Solidity Internals Optimizer Main Tips
- Because of Solidity optimizer operating on assembly, it is usable with other languages than Solidity.
- The Solidity compiler splits the instruction sequence into blocks of JUMP and JUMPDEST .
Solidity Internals Optimizer
Because of Solidity optimizer operating on assembly, it is usable with other languages than Solidity.
The instruction sequence is split into blocks of JUMPs and JUMPDESTs by the compiler. In the blocks, analysis is performed on the instructions, with all stack modifications, to storage or memory being recorded as expressions which consist of an instruction and an argument list that are in essence pointers towards other expressions. The core idea now is finding expressions which are constantly equal (on any input) then combine them a class of expression. First, the optimizer will try to find every new expression inside a list of expressions that are known already. In case this would not work, the expression gets simplified by rules such as constant + constant = sumOfConstants or n * 1 = n .
Because of this being done in a recursive manner, the latter rule is also applied if the second factor is an expression that is more complex in which we know that it is always going to evaluate to one. Memory and storage location modifications must erase memory and storage locations that are not known as different: In case we wrote to location x first, only then to the location y with both being input variables, the second may overwrite the former, therefore we do not actually know what gets stored at x after writing to y. Alternatively, if simplifying the expression x – y will evaluate to a constant which is non-zero, we then would know that we may keep the knowledge we possess about what x has stored in it.
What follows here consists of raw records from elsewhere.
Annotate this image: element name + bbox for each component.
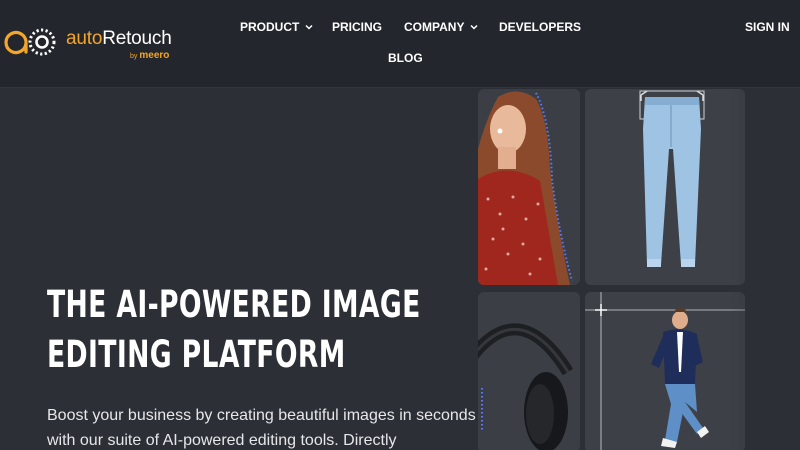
nav-item-developers[interactable]: DEVELOPERS [499,20,581,34]
hero-title-line1: THE AI-POWERED IMAGE [47,283,421,326]
headphones-photo [478,292,580,450]
woman-red-dress-photo [478,89,580,285]
hero-title: THE AI-POWERED IMAGE EDITING PLATFORM [47,280,421,380]
hero-title-line2: EDITING PLATFORM [47,333,346,376]
image-fade-overlay [730,89,800,450]
hero-subtitle: Boost your business by creating beautifu… [47,407,476,449]
nav-item-label: DEVELOPERS [499,20,582,34]
nav-item-label: COMPANY [404,20,465,34]
man-jumping-photo [585,292,745,450]
brand-name: autoRetouch [66,28,172,49]
nav-item-company[interactable]: COMPANY [404,20,479,34]
chevron-down-icon [305,24,313,30]
nav-item-label: BLOG [388,51,423,65]
nav-item-label: PRODUCT [240,20,300,34]
hero-image-headphones [478,292,580,450]
chevron-down-icon [470,24,478,30]
hero-image-woman [478,89,580,285]
hero-image-jeans [585,89,745,285]
autoretouch-logo[interactable]: autoRetouch by meero [4,23,174,63]
nav-item-blog[interactable]: BLOG [388,51,423,65]
nav-item-product[interactable]: PRODUCT [240,20,314,34]
nav-item-pricing[interactable]: PRICING [332,20,382,34]
hero-image-man [585,292,745,450]
top-navigation-bar: autoRetouch by meero PRODUCT PRICING COM… [0,0,800,88]
brand-byline: by meero [130,50,170,61]
nav-item-label: PRICING [332,20,383,34]
sign-in-link[interactable]: SIGN IN [745,20,790,34]
logo-mark-icon [4,28,56,56]
jeans-photo [585,89,745,285]
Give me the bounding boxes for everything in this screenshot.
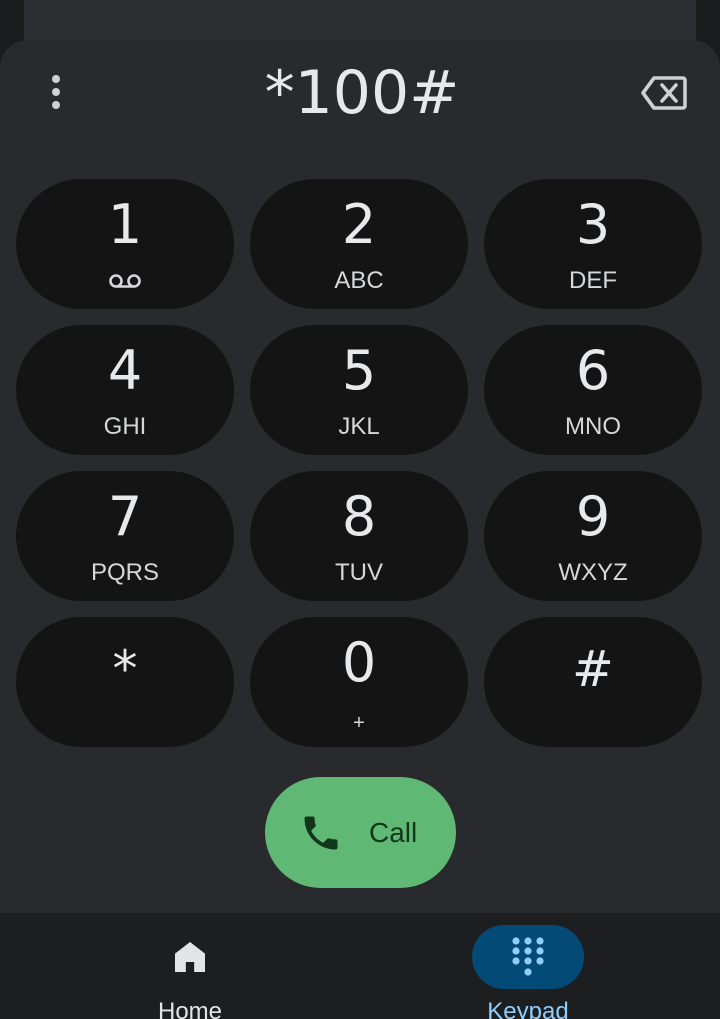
dialed-number-field[interactable] bbox=[110, 52, 614, 134]
key-1[interactable]: 1 bbox=[16, 179, 234, 309]
dialer-screen: 1 2 ABC 3 DEF 4 GHI 5 JKL 6 bbox=[0, 0, 720, 1019]
key-5[interactable]: 5 JKL bbox=[250, 325, 468, 455]
key-8[interactable]: 8 TUV bbox=[250, 471, 468, 601]
key-2[interactable]: 2 ABC bbox=[250, 179, 468, 309]
nav-item-keypad[interactable]: Keypad bbox=[448, 913, 608, 1019]
backspace-button[interactable] bbox=[636, 70, 692, 116]
key-digit: 7 bbox=[107, 485, 143, 548]
key-7[interactable]: 7 PQRS bbox=[16, 471, 234, 601]
key-digit: 4 bbox=[107, 339, 143, 402]
key-6[interactable]: 6 MNO bbox=[484, 325, 702, 455]
key-4[interactable]: 4 GHI bbox=[16, 325, 234, 455]
key-digit: * bbox=[112, 640, 138, 698]
phone-icon bbox=[299, 811, 343, 855]
dialpad: 1 2 ABC 3 DEF 4 GHI 5 JKL 6 MNO 7 PQRS 8… bbox=[16, 179, 702, 747]
key-letters: GHI bbox=[103, 413, 147, 440]
key-pound[interactable]: # bbox=[484, 617, 702, 747]
key-letters: TUV bbox=[335, 559, 383, 586]
nav-label-keypad: Keypad bbox=[487, 998, 569, 1019]
home-icon bbox=[170, 937, 210, 977]
key-letters: PQRS bbox=[90, 559, 159, 586]
key-digit: 3 bbox=[575, 193, 611, 256]
key-digit: 1 bbox=[107, 193, 143, 256]
key-digit: 5 bbox=[341, 339, 377, 402]
key-digit: 9 bbox=[575, 485, 611, 548]
key-digit: 2 bbox=[341, 193, 377, 256]
key-letters: WXYZ bbox=[558, 559, 628, 586]
key-letters: MNO bbox=[565, 413, 621, 440]
key-3[interactable]: 3 DEF bbox=[484, 179, 702, 309]
key-letters: + bbox=[353, 712, 365, 734]
key-letters: DEF bbox=[569, 267, 617, 294]
nav-label-home: Home bbox=[157, 998, 223, 1019]
nav-item-home[interactable]: Home bbox=[110, 913, 270, 1019]
bottom-navigation: Home Keypad bbox=[0, 913, 720, 1019]
key-9[interactable]: 9 WXYZ bbox=[484, 471, 702, 601]
key-digit: 0 bbox=[341, 631, 377, 694]
key-digit: 6 bbox=[575, 339, 611, 402]
key-letters: JKL bbox=[338, 413, 380, 440]
key-star[interactable]: * bbox=[16, 617, 234, 747]
voicemail-icon bbox=[16, 273, 234, 289]
backspace-icon bbox=[641, 76, 687, 110]
more-options-button[interactable] bbox=[36, 70, 76, 114]
call-button[interactable]: Call bbox=[265, 777, 456, 888]
key-0[interactable]: 0 + bbox=[250, 617, 468, 747]
active-indicator bbox=[472, 925, 584, 989]
key-letters: ABC bbox=[334, 267, 384, 294]
more-vert-icon bbox=[52, 75, 60, 109]
key-digit: 8 bbox=[341, 485, 377, 548]
key-digit: # bbox=[572, 640, 614, 698]
call-label: Call bbox=[369, 817, 418, 848]
dialpad-icon bbox=[512, 937, 544, 976]
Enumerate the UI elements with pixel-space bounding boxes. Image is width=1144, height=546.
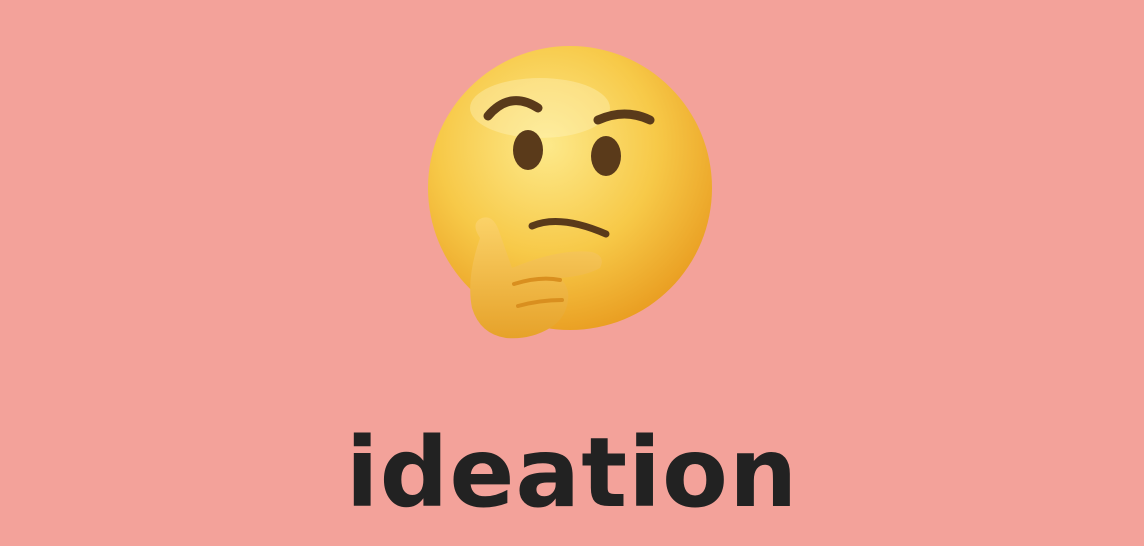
slide-canvas: ideation bbox=[0, 0, 1144, 546]
thinking-face-icon bbox=[410, 38, 730, 348]
page-title: ideation bbox=[345, 417, 799, 529]
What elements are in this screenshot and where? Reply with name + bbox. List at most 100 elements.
By the ending of this process, we are aware what expressions must be on the stack by the end and have a storage and memory modification list. This information gets stored along with the basic blocks in addition to being used for linking them. Moreover, information about memory, storage and the stack configuration gets sent to the following block(s). When we are aware of the targets of each JUMP and JUMPI instruction, it is possible to build a complete control flow program graph. In case only a single target we are not aware of is present (which may happen, because in principle, jump targets are computable from inputs), we must delete all of the knowledge about a block’s input state since it may be the target of an unknown JUMP . If a JUMPI, whose condition would evaluate to a constant, is found, it is then transformed into an unconditional jump.
Lastly, each block’s code gets fully re-generated. A graph on dependency is generated using the expressions that were on the stack by the block’s end and all operations that are not parts of the graph are basically dropped. From then on the code gets generated which applies these modifications to storage and memory in their order expressed in the original code (while dropping those modifications that have been found to be unnecessary) and at last, generate every value that is required for being on the stack at the correct position.
Those steps get applied to every basic block and the freshly generated code gets used as replacement when it is smaller. If a basic block gets split at a JUMPI and as the analysis is happening, the condition is evaluated to a constant, the JUMPI will be replaced based on the contant’s value, so code like this:
var n = 6; data = 7; if (data[n] != n + 1) return 1; else return 0;
Will be simplified into the kind of code that can be compiled from, even if the instructions contained a jump at the start.